Denver, Colorado – March 2, 2015 – Rowdy watering holes crowded Denver’s dusty streets before Prohibition’s lofty ideals took hold in 1916. Until the infamous ban on alcohol was repealed in 1933, legions of entrepreneurs illicitly made and sold homemade booze, smuggling whiskey across state lines. The new Whiskey Tango Foxtrot bar in Denver’s emerging Prospect Park neighborhood, designed by award-winning architecture firm Arch11, offers an ode to that era’s clandestine activities – with a decidedly modern twist for the area’s youthful demographic.
Known for its stylish approach to crafting the new-American drinking and dining experience, including such Denver/ Boulder standards as Jax, Lolas, Oak on Fourteenth, and the Bitter Bar, Arch11 most recently set the stage for the next classic neighborhood bar with the new Whiskey Tango Foxtrot.
In an area near Coors Field where industrial loft conversions and high-density new-builds dominate, Arch11 was part of a collaborative team―assembled by the Tavern Hospitality Group―that envisioned “a timeless bar atmosphere that would be the social hub of the neighborhood,” explains Arch11 principal and lead architect on the project Ken Andrews. “This is the place where well made, old-school cocktails are served and people might linger at the bar for hours,” he adds.

If the old-school vibe conjures images of smoke-laden air, sticky vinyl seats and sagging ceiling tiles, think again. Whiskey Tango Foxtrot’s earthy palette of concrete, steel, and wood―highlighted with warm washes of soft golden light―sets a sociable tone with a splash of sophistication. And, at 3,200 sq. ft., the 1930s former bag factory offers an intimate drinking and dining experience (and a spacious roof-top deck) that distinguishes it from the ever-popular expansive craft beer halls populating the city.
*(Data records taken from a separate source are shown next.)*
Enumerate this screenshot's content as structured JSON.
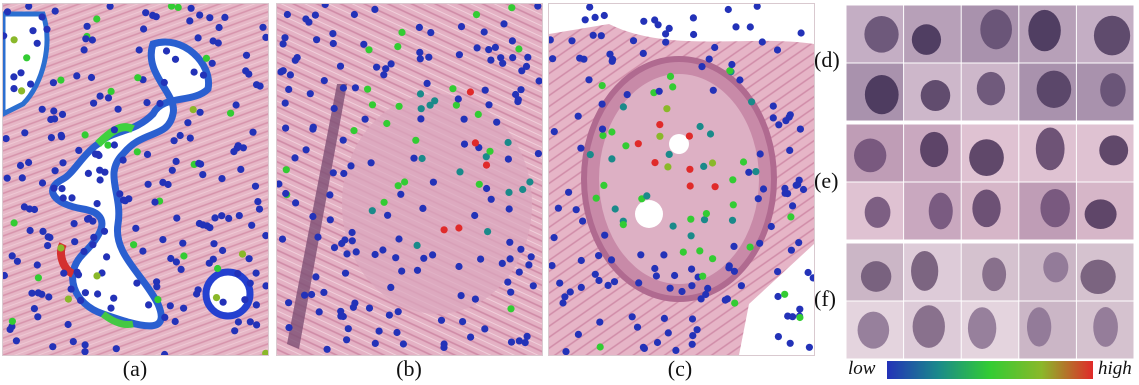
{
  "panels": [
    {
      "id": "a",
      "caption": "(a)"
    },
    {
      "id": "b",
      "caption": "(b)"
    },
    {
      "id": "c",
      "caption": "(c)"
    }
  ],
  "rows": [
    {
      "id": "d",
      "label": "(d)"
    },
    {
      "id": "e",
      "label": "(e)"
    },
    {
      "id": "f",
      "label": "(f)"
    }
  ],
  "legend": {
    "low_label": "low",
    "high_label": "high",
    "gradient_colors": [
      "#2332b8",
      "#1a8a8a",
      "#33cc33",
      "#8ab82a",
      "#e02a2a"
    ]
  },
  "colors": {
    "tissue_pink": "#e8b9c8",
    "stroma_pink": "#d99ab0",
    "nucleus_blue": "#1f33c9",
    "lumen_white": "#ffffff"
  }
}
Up front, overlooking a street-side patio, a long curving peninsula bar welcomes patrons with its richly textured pyramidal concrete surface that modulates under the glow of LEDs concealed under the counter. “We purposely wanted people to sit and discover the details over time,” says Andrews. Above, an undulating stainless steel soffit with a dusky blue patina delineates the bar area and the dining area beyond. The soffit over the front bar does double duty as storage for 90 plus varieties of whiskey. The amber-hued bottles and the muscular Perlick stainless beer taps are the centerpieces of the back bar design.
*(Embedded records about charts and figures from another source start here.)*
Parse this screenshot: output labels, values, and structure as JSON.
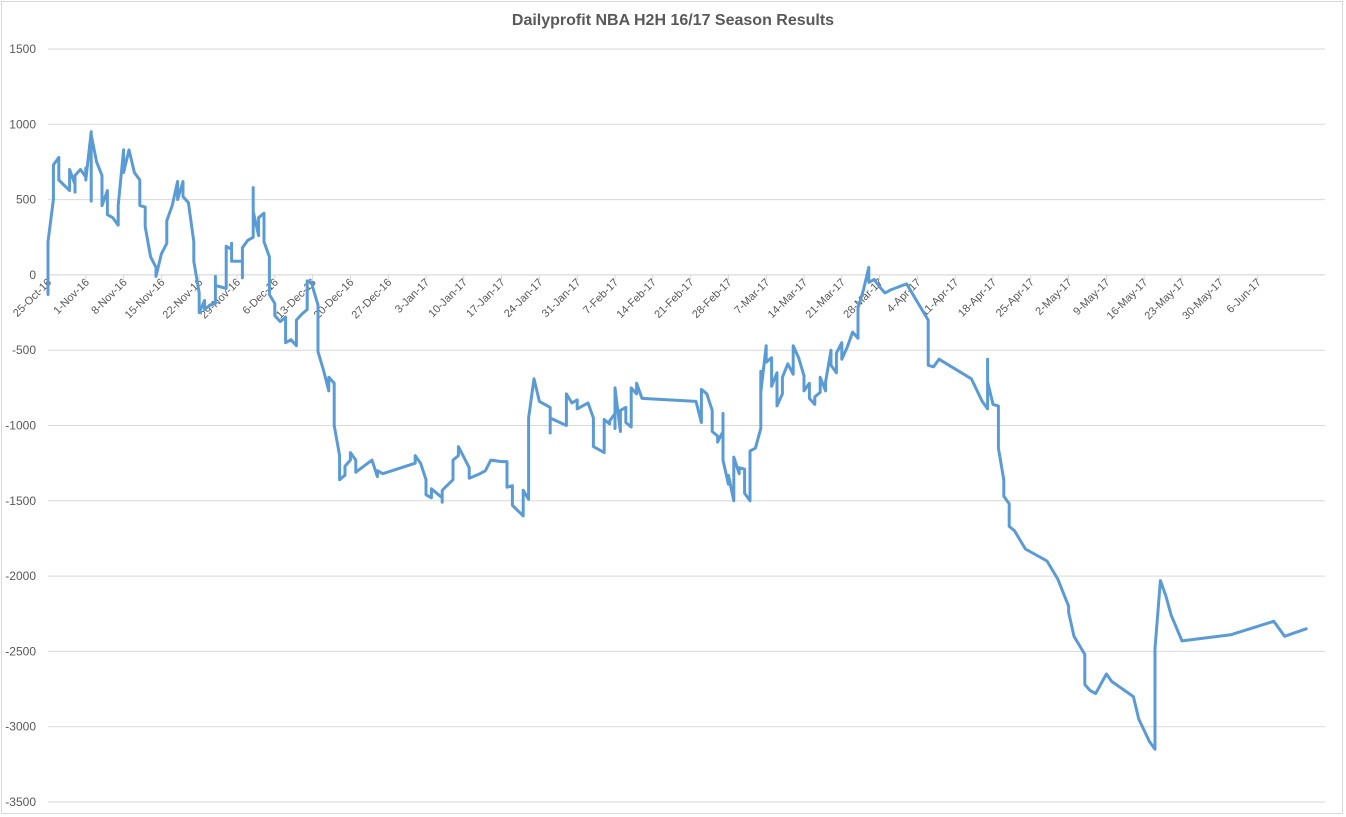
{
  "chart_data": {
    "type": "line",
    "title": "Dailyprofit NBA H2H 16/17 Season Results",
    "xlabel": "",
    "ylabel": "",
    "ylim": [
      -3500,
      1500
    ],
    "yticks": [
      1500,
      1000,
      500,
      0,
      -500,
      -1000,
      -1500,
      -2000,
      -2500,
      -3000,
      -3500
    ],
    "xlim": [
      "2016-10-25",
      "2017-06-15"
    ],
    "xticks": [
      "25-Oct-16",
      "1-Nov-16",
      "8-Nov-16",
      "15-Nov-16",
      "22-Nov-16",
      "29-Nov-16",
      "6-Dec-16",
      "13-Dec-16",
      "20-Dec-16",
      "27-Dec-16",
      "3-Jan-17",
      "10-Jan-17",
      "17-Jan-17",
      "24-Jan-17",
      "31-Jan-17",
      "7-Feb-17",
      "14-Feb-17",
      "21-Feb-17",
      "28-Feb-17",
      "7-Mar-17",
      "14-Mar-17",
      "21-Mar-17",
      "28-Mar-17",
      "4-Apr-17",
      "11-Apr-17",
      "18-Apr-17",
      "25-Apr-17",
      "2-May-17",
      "9-May-17",
      "16-May-17",
      "23-May-17",
      "30-May-17",
      "6-Jun-17"
    ],
    "grid": true,
    "legend": "none",
    "series": [
      {
        "color": "#5b9bd5",
        "points": [
          [
            "2016-10-25",
            -130
          ],
          [
            "2016-10-25",
            220
          ],
          [
            "2016-10-26",
            500
          ],
          [
            "2016-10-26",
            730
          ],
          [
            "2016-10-27",
            780
          ],
          [
            "2016-10-27",
            630
          ],
          [
            "2016-10-29",
            560
          ],
          [
            "2016-10-29",
            700
          ],
          [
            "2016-10-30",
            600
          ],
          [
            "2016-10-30",
            550
          ],
          [
            "2016-10-30",
            660
          ],
          [
            "2016-10-31",
            700
          ],
          [
            "2016-11-01",
            650
          ],
          [
            "2016-11-01",
            710
          ],
          [
            "2016-11-01",
            630
          ],
          [
            "2016-11-02",
            950
          ],
          [
            "2016-11-02",
            490
          ],
          [
            "2016-11-02",
            930
          ],
          [
            "2016-11-03",
            750
          ],
          [
            "2016-11-04",
            660
          ],
          [
            "2016-11-04",
            460
          ],
          [
            "2016-11-05",
            560
          ],
          [
            "2016-11-05",
            400
          ],
          [
            "2016-11-06",
            380
          ],
          [
            "2016-11-07",
            330
          ],
          [
            "2016-11-07",
            460
          ],
          [
            "2016-11-08",
            830
          ],
          [
            "2016-11-08",
            680
          ],
          [
            "2016-11-09",
            830
          ],
          [
            "2016-11-10",
            680
          ],
          [
            "2016-11-11",
            630
          ],
          [
            "2016-11-11",
            460
          ],
          [
            "2016-11-12",
            450
          ],
          [
            "2016-11-12",
            320
          ],
          [
            "2016-11-13",
            120
          ],
          [
            "2016-11-14",
            50
          ],
          [
            "2016-11-14",
            -10
          ],
          [
            "2016-11-15",
            140
          ],
          [
            "2016-11-16",
            210
          ],
          [
            "2016-11-16",
            360
          ],
          [
            "2016-11-17",
            460
          ],
          [
            "2016-11-18",
            620
          ],
          [
            "2016-11-18",
            500
          ],
          [
            "2016-11-19",
            620
          ],
          [
            "2016-11-19",
            520
          ],
          [
            "2016-11-20",
            480
          ],
          [
            "2016-11-21",
            220
          ],
          [
            "2016-11-21",
            90
          ],
          [
            "2016-11-22",
            -120
          ],
          [
            "2016-11-22",
            -250
          ],
          [
            "2016-11-23",
            -170
          ],
          [
            "2016-11-23",
            -230
          ],
          [
            "2016-11-24",
            -200
          ],
          [
            "2016-11-25",
            -190
          ],
          [
            "2016-11-25",
            -10
          ],
          [
            "2016-11-25",
            -70
          ],
          [
            "2016-11-27",
            -90
          ],
          [
            "2016-11-27",
            190
          ],
          [
            "2016-11-28",
            170
          ],
          [
            "2016-11-28",
            210
          ],
          [
            "2016-11-28",
            90
          ],
          [
            "2016-11-30",
            90
          ],
          [
            "2016-11-30",
            -20
          ],
          [
            "2016-11-30",
            180
          ],
          [
            "2016-12-01",
            230
          ],
          [
            "2016-12-02",
            250
          ],
          [
            "2016-12-02",
            360
          ],
          [
            "2016-12-02",
            580
          ],
          [
            "2016-12-02",
            420
          ],
          [
            "2016-12-03",
            260
          ],
          [
            "2016-12-03",
            380
          ],
          [
            "2016-12-04",
            410
          ],
          [
            "2016-12-04",
            220
          ],
          [
            "2016-12-05",
            120
          ],
          [
            "2016-12-05",
            -130
          ],
          [
            "2016-12-06",
            -190
          ],
          [
            "2016-12-06",
            -270
          ],
          [
            "2016-12-07",
            -310
          ],
          [
            "2016-12-08",
            -280
          ],
          [
            "2016-12-08",
            -370
          ],
          [
            "2016-12-08",
            -450
          ],
          [
            "2016-12-09",
            -430
          ],
          [
            "2016-12-10",
            -470
          ],
          [
            "2016-12-10",
            -300
          ],
          [
            "2016-12-11",
            -260
          ],
          [
            "2016-12-12",
            -230
          ],
          [
            "2016-12-12",
            -40
          ],
          [
            "2016-12-13",
            -50
          ],
          [
            "2016-12-13",
            -80
          ],
          [
            "2016-12-14",
            -200
          ],
          [
            "2016-12-14",
            -510
          ],
          [
            "2016-12-15",
            -630
          ],
          [
            "2016-12-16",
            -770
          ],
          [
            "2016-12-16",
            -680
          ],
          [
            "2016-12-17",
            -720
          ],
          [
            "2016-12-17",
            -1000
          ],
          [
            "2016-12-18",
            -1200
          ],
          [
            "2016-12-18",
            -1360
          ],
          [
            "2016-12-19",
            -1330
          ],
          [
            "2016-12-19",
            -1270
          ],
          [
            "2016-12-20",
            -1230
          ],
          [
            "2016-12-20",
            -1180
          ],
          [
            "2016-12-21",
            -1230
          ],
          [
            "2016-12-21",
            -1310
          ],
          [
            "2016-12-24",
            -1230
          ],
          [
            "2016-12-25",
            -1340
          ],
          [
            "2016-12-25",
            -1300
          ],
          [
            "2016-12-26",
            -1320
          ],
          [
            "2017-01-01",
            -1250
          ],
          [
            "2017-01-01",
            -1200
          ],
          [
            "2017-01-02",
            -1250
          ],
          [
            "2017-01-03",
            -1360
          ],
          [
            "2017-01-03",
            -1460
          ],
          [
            "2017-01-04",
            -1480
          ],
          [
            "2017-01-04",
            -1420
          ],
          [
            "2017-01-06",
            -1480
          ],
          [
            "2017-01-06",
            -1510
          ],
          [
            "2017-01-06",
            -1430
          ],
          [
            "2017-01-08",
            -1360
          ],
          [
            "2017-01-08",
            -1230
          ],
          [
            "2017-01-09",
            -1200
          ],
          [
            "2017-01-09",
            -1140
          ],
          [
            "2017-01-11",
            -1280
          ],
          [
            "2017-01-11",
            -1350
          ],
          [
            "2017-01-13",
            -1320
          ],
          [
            "2017-01-14",
            -1300
          ],
          [
            "2017-01-15",
            -1230
          ],
          [
            "2017-01-17",
            -1240
          ],
          [
            "2017-01-18",
            -1240
          ],
          [
            "2017-01-18",
            -1410
          ],
          [
            "2017-01-19",
            -1400
          ],
          [
            "2017-01-19",
            -1530
          ],
          [
            "2017-01-21",
            -1600
          ],
          [
            "2017-01-21",
            -1430
          ],
          [
            "2017-01-22",
            -1490
          ],
          [
            "2017-01-22",
            -950
          ],
          [
            "2017-01-23",
            -690
          ],
          [
            "2017-01-24",
            -840
          ],
          [
            "2017-01-26",
            -880
          ],
          [
            "2017-01-26",
            -1050
          ],
          [
            "2017-01-26",
            -950
          ],
          [
            "2017-01-29",
            -1000
          ],
          [
            "2017-01-29",
            -790
          ],
          [
            "2017-01-30",
            -850
          ],
          [
            "2017-01-31",
            -830
          ],
          [
            "2017-01-31",
            -890
          ],
          [
            "2017-02-02",
            -850
          ],
          [
            "2017-02-03",
            -950
          ],
          [
            "2017-02-03",
            -1140
          ],
          [
            "2017-02-05",
            -1180
          ],
          [
            "2017-02-05",
            -960
          ],
          [
            "2017-02-06",
            -990
          ],
          [
            "2017-02-06",
            -970
          ],
          [
            "2017-02-07",
            -920
          ],
          [
            "2017-02-07",
            -1020
          ],
          [
            "2017-02-07",
            -750
          ],
          [
            "2017-02-08",
            -1040
          ],
          [
            "2017-02-08",
            -900
          ],
          [
            "2017-02-09",
            -880
          ],
          [
            "2017-02-09",
            -980
          ],
          [
            "2017-02-10",
            -1010
          ],
          [
            "2017-02-10",
            -750
          ],
          [
            "2017-02-11",
            -790
          ],
          [
            "2017-02-11",
            -720
          ],
          [
            "2017-02-12",
            -820
          ],
          [
            "2017-02-22",
            -840
          ],
          [
            "2017-02-23",
            -980
          ],
          [
            "2017-02-23",
            -760
          ],
          [
            "2017-02-24",
            -790
          ],
          [
            "2017-02-25",
            -900
          ],
          [
            "2017-02-25",
            -1040
          ],
          [
            "2017-02-26",
            -1070
          ],
          [
            "2017-02-26",
            -1110
          ],
          [
            "2017-02-27",
            -1040
          ],
          [
            "2017-02-27",
            -920
          ],
          [
            "2017-02-27",
            -1230
          ],
          [
            "2017-02-28",
            -1390
          ],
          [
            "2017-02-28",
            -1330
          ],
          [
            "2017-03-01",
            -1500
          ],
          [
            "2017-03-01",
            -1210
          ],
          [
            "2017-03-02",
            -1320
          ],
          [
            "2017-03-02",
            -1280
          ],
          [
            "2017-03-03",
            -1290
          ],
          [
            "2017-03-03",
            -1450
          ],
          [
            "2017-03-04",
            -1500
          ],
          [
            "2017-03-04",
            -1170
          ],
          [
            "2017-03-05",
            -1150
          ],
          [
            "2017-03-06",
            -1020
          ],
          [
            "2017-03-06",
            -640
          ],
          [
            "2017-03-06",
            -780
          ],
          [
            "2017-03-07",
            -470
          ],
          [
            "2017-03-07",
            -580
          ],
          [
            "2017-03-08",
            -550
          ],
          [
            "2017-03-08",
            -740
          ],
          [
            "2017-03-09",
            -650
          ],
          [
            "2017-03-09",
            -870
          ],
          [
            "2017-03-10",
            -790
          ],
          [
            "2017-03-10",
            -680
          ],
          [
            "2017-03-11",
            -590
          ],
          [
            "2017-03-12",
            -660
          ],
          [
            "2017-03-12",
            -470
          ],
          [
            "2017-03-13",
            -550
          ],
          [
            "2017-03-14",
            -670
          ],
          [
            "2017-03-14",
            -770
          ],
          [
            "2017-03-15",
            -720
          ],
          [
            "2017-03-15",
            -820
          ],
          [
            "2017-03-16",
            -860
          ],
          [
            "2017-03-16",
            -810
          ],
          [
            "2017-03-17",
            -780
          ],
          [
            "2017-03-17",
            -680
          ],
          [
            "2017-03-18",
            -770
          ],
          [
            "2017-03-18",
            -710
          ],
          [
            "2017-03-19",
            -500
          ],
          [
            "2017-03-19",
            -600
          ],
          [
            "2017-03-20",
            -650
          ],
          [
            "2017-03-20",
            -520
          ],
          [
            "2017-03-21",
            -450
          ],
          [
            "2017-03-21",
            -560
          ],
          [
            "2017-03-22",
            -480
          ],
          [
            "2017-03-23",
            -380
          ],
          [
            "2017-03-24",
            -420
          ],
          [
            "2017-03-24",
            -220
          ],
          [
            "2017-03-25",
            -100
          ],
          [
            "2017-03-26",
            50
          ],
          [
            "2017-03-26",
            -50
          ],
          [
            "2017-03-27",
            -30
          ],
          [
            "2017-03-28",
            -80
          ],
          [
            "2017-03-29",
            -120
          ],
          [
            "2017-03-30",
            -100
          ],
          [
            "2017-04-02",
            -60
          ],
          [
            "2017-04-06",
            -300
          ],
          [
            "2017-04-06",
            -600
          ],
          [
            "2017-04-07",
            -610
          ],
          [
            "2017-04-08",
            -560
          ],
          [
            "2017-04-14",
            -690
          ],
          [
            "2017-04-16",
            -840
          ],
          [
            "2017-04-17",
            -890
          ],
          [
            "2017-04-17",
            -560
          ],
          [
            "2017-04-17",
            -710
          ],
          [
            "2017-04-18",
            -860
          ],
          [
            "2017-04-19",
            -870
          ],
          [
            "2017-04-19",
            -1150
          ],
          [
            "2017-04-20",
            -1360
          ],
          [
            "2017-04-20",
            -1470
          ],
          [
            "2017-04-21",
            -1520
          ],
          [
            "2017-04-21",
            -1670
          ],
          [
            "2017-04-22",
            -1700
          ],
          [
            "2017-04-24",
            -1820
          ],
          [
            "2017-04-28",
            -1900
          ],
          [
            "2017-04-30",
            -2020
          ],
          [
            "2017-05-02",
            -2200
          ],
          [
            "2017-05-02",
            -2240
          ],
          [
            "2017-05-03",
            -2400
          ],
          [
            "2017-05-05",
            -2520
          ],
          [
            "2017-05-05",
            -2720
          ],
          [
            "2017-05-06",
            -2760
          ],
          [
            "2017-05-07",
            -2780
          ],
          [
            "2017-05-09",
            -2650
          ],
          [
            "2017-05-10",
            -2700
          ],
          [
            "2017-05-14",
            -2800
          ],
          [
            "2017-05-15",
            -2950
          ],
          [
            "2017-05-17",
            -3100
          ],
          [
            "2017-05-18",
            -3150
          ],
          [
            "2017-05-18",
            -2480
          ],
          [
            "2017-05-19",
            -2030
          ],
          [
            "2017-05-20",
            -2130
          ],
          [
            "2017-05-21",
            -2260
          ],
          [
            "2017-05-23",
            -2430
          ],
          [
            "2017-06-01",
            -2390
          ],
          [
            "2017-06-09",
            -2300
          ],
          [
            "2017-06-11",
            -2400
          ],
          [
            "2017-06-15",
            -2350
          ]
        ]
      }
    ]
  }
}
For the booths and banquettes, covered in a vivid Wedgewood-blue fabric, Arch11 borrowed language from Mies van der Rohe’s iconic 1929 Barcelona chair by adding button tufting at the seat back cushions. Minimal, yet elegant details like this one elevate the atmosphere beyond the ordinary drinking establishment while introducing a subtle air of nostalgia. Banner Media conceived of the wall-applied photo murals of Denver in the 1930s and ‘40s which add to the narrative. Even the ubiquitous TVs fade into the background with their own graphic display of historic photos and menu items.
A floor-to-ceiling wall comprised of staggered wood slats (a riff on barrel staves) and Edison-style bulbs in exposed socket pendants provide a homey, vintage feel while screening the industrial stair to the upper level open-air bar. Reclaimed oak table tops, comfy stools and a second well-stocked bar welcome rooftop revelers. Strings of bistro lights, hung between steel columns, create a festive party atmosphere.
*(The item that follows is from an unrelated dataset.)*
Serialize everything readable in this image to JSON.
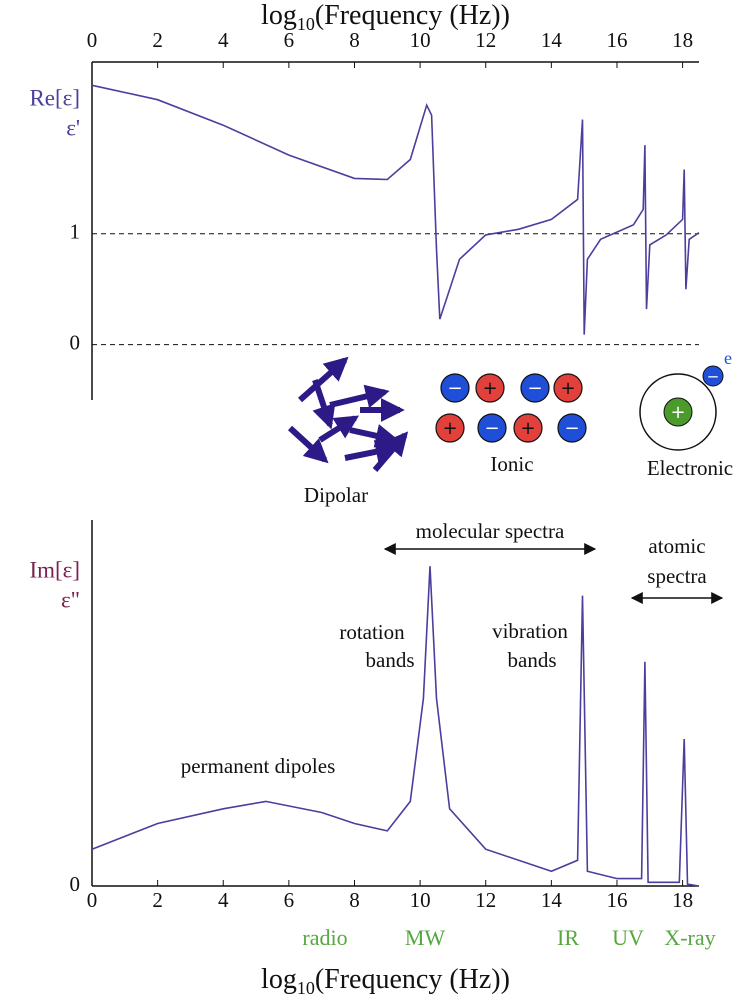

“My goal was to have an atmosphere that was unique, like Prospect Park, and that spoke to the history of the area. I think they did a great job fulfilling that vision,” says Tavern Hospitality Group owner and CEO Frank Schultz.

Additional new Denver restaurant projects coming from Arch11 in the near future will span the culinary globe, including a Nuevo Mexican taco bar in the space formerly occupied by D Bar and an Oyster/Seafood concept in one of Cherry Creek’s tony new developments. In between these cultured concepts are plans for a juice bar in a repurposed Boulder service station to complement the micro-juice trend.